Yep my answer was the same - I separated it into parts so it would be easier to see just the value of the segment. And I believe in the question it says to the nearest 10cm², my answer was 413.87 + 16000 = 16414 = 16410 rounded
And good luck!

[anotherworld2b]

Thank for your help
I was also wondering if i could get help to solve this question please?
I'm sorry for asking so many questions 

Yep my answer was the same - I separated it into parts so it would be easier to see just the value of the segment. And I believe in the question it says to the nearest 10cm², my answer was 413.87 + 16000 = 16414 = 16410 rounded
And good luck!

[RuiAce]

Thank for your help
I was also wondering if i could get help to solve this question please?
I'm sorry for asking so many questions 

Hint: This is just f(x)=√(2x) plugged RIGHT into the definition of the derivative.

(Aka differentiation from first principles)

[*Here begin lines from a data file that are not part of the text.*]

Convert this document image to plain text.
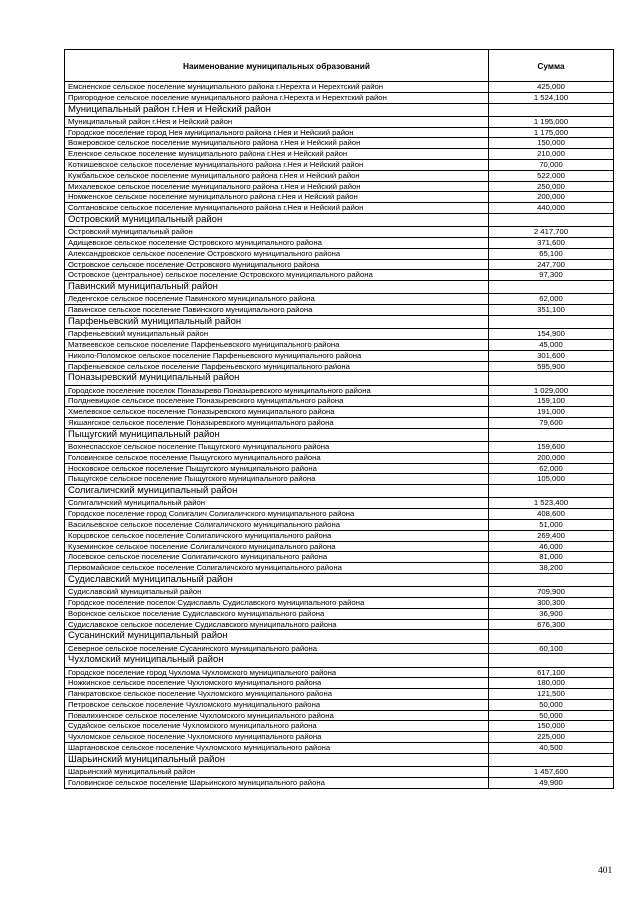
Наименование муниципальных образований	Сумма
Емсненское сельское поселение муниципального района г.Нерехта и Нерехтский район	425,000
Пригородное сельское поселение муниципального района г.Нерехта и Нерехтский район	1 524,100
Муниципальный район г.Нея и Нейский район	
Муниципальный район г.Нея и Нейский район	1 195,000
Городское поселение город Нея муниципального района г.Нея и Нейский район	1 175,000
Вожеровское сельское поселение муниципального района г.Нея и Нейский район	150,000
Еленское сельское поселение муниципального района г.Нея и Нейский район	210,000
Коткишевское сельское поселение муниципального района г.Нея и Нейский район	70,000
Кужбальское сельское поселение муниципального района г.Нея и Нейский район	522,000
Михалевское сельское поселение муниципального района г.Нея и Нейский район	250,000
Номженское сельское поселение муниципального района г.Нея и Нейский район	200,000
Солтановское сельское поселение муниципального района г.Нея и Нейский район	440,000
Островский муниципальный район	
Островский муниципальный район	2 417,700
Адищевское сельское поселение Островского муниципального района	371,600
Александровское сельское поселение Островского муниципального района	65,100
Островское сельское поселение Островского муниципального района	247,700
Островское (центральное) сельское поселение Островского муниципального района	97,300
Павинский муниципальный район	
Леденгское сельское поселение Павинского муниципального района	62,000
Павинское сельское поселение Павинского муниципального района	351,100
Парфеньевский муниципальный район	
Парфеньевский муниципальный район	154,900
Матвеевское сельское поселение Парфеньевского муниципального района	45,000
Николо-Поломское сельское поселение Парфеньевского муниципального района	301,600
Парфеньевское сельское поселение Парфеньевского муниципального района	595,900
Поназыревский муниципальный район	
Городское поселение поселок Поназырево Поназыревского муниципального района	1 029,000
Полдневицкое сельское поселение Поназыревского муниципального района	159,100
Хмелевское сельское поселение Поназыревского муниципального района	191,000
Якшангское сельское поселение Поназыревского муниципального района	79,600
Пыщугский муниципальный район	
Вохнеспасское сельское поселение Пыщугского муниципального района	159,600
Головинское сельское поселение Пыщугского муниципального района	200,000
Носковское сельское поселение Пыщугского муниципального района	62,000
Пыщугское сельское поселение Пыщугского муниципального района	105,000
Солигаличский муниципальный район	
Солигаличский муниципальный район	1 523,400
Городское поселение город Солигалич Солигаличского муниципального района	408,600
Васильевское сельское поселение Солигаличского муниципального района	51,000
Корцовское сельское поселение Солигаличского муниципального района	269,400
Куземинское сельское поселение Солигаличского муниципального района	46,000
Лосевское сельское поселение Солигаличского муниципального района	81,000
Первомайское сельское поселение Солигаличского муниципального района	38,200
Судиславский муниципальный район	
Судиславский муниципальный район	709,900
Городское поселение поселок Судиславль Судиславского муниципального района	300,300
Воронское сельское поселение Судиславского муниципального района	36,900
Судиславское сельское поселение Судиславского муниципального района	676,300
Сусанинский муниципальный район	
Северное сельское поселение Сусанинского муниципального района	60,100
Чухломский муниципальный район	
Городское поселение город Чухлома Чухломского муниципального района	617,100
Ножкинское сельское поселение Чухломского муниципального района	180,000
Панкратовское сельское поселение Чухломского муниципального района	121,500
Петровское сельское поселение Чухломского муниципального района	50,000
Повалихинское сельское поселение Чухломского муниципального района	50,000
Судайское сельское поселение Чухломского муниципального района	150,000
Чухломское сельское поселение Чухломского муниципального района	225,000
Шартановское сельское поселение Чухломского муниципального района	40,500
Шарьинский муниципальный район	
Шарьинский муниципальный район	1 457,600
Головинское сельское поселение Шарьинского муниципального района	49,900
401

i.e. You're basically finding f'(x)

[Shadowxo]

Thank for your help
I was also wondering if i could get help to solve this question please?
I'm sorry for asking so many questions 

No worries
I'm not entirely sure how they want you to answer it. You could say that that equation = lim_h->0 (f(x+h)-f(x))/h = dy/dx where y = √(2x)
therefore it = 1/√(2x). If they say use an appropriate derivative maybe it's that (anyone else know?) Edit: RuiAce did this way so probably this
Another way is just working through it.
Multiply both top and bottom by (√(x+h)+√(x)) so you end up (including the lim with all of these) with √2*(x+h-x)/(h(√(x+h)+√(x)))
= √2*h/(h*(√(x+h)+√(x))) = √(2)/(√(x+h)+√(x))
then remove the lim and sub h = 0
=√(2)/(√(x) + √(x)) = 1/√(2x)

[anotherworld2b]

Liks this?

No worries
I'm not entirely sure how they want you to answer it. You could say that that equation = lim_h->0 (f(x+h)-f(x))/h = dy/dx where y = √(2x)
therefore it = 1/√(2x). If they say use an appropriate derivative maybe it's that (anyone else know?) Edit: RuiAce did this way so probably this
Another way is just working through it.
Multiply both top and bottom by (√(x+h)+√(x)) so you end up (including the lim with all of these) with √2*(x+h-x)/(h(√(x+h)+√(x)))
= √2*h/(h*(√(x+h)+√(x))) = √(2)/(√(x+h)+√(x))
then remove the lim and sub h = 0
=√(2)/(√(x) + √(x)) = 1/√(2x)

[kiwiberry]

Liks this?

When you factorise the √2 out, remember to keep the square root sign on the x+h and x as well

and then from here you can multiply top and bottom by √(x+h)+√x to cancel the h on the bottom!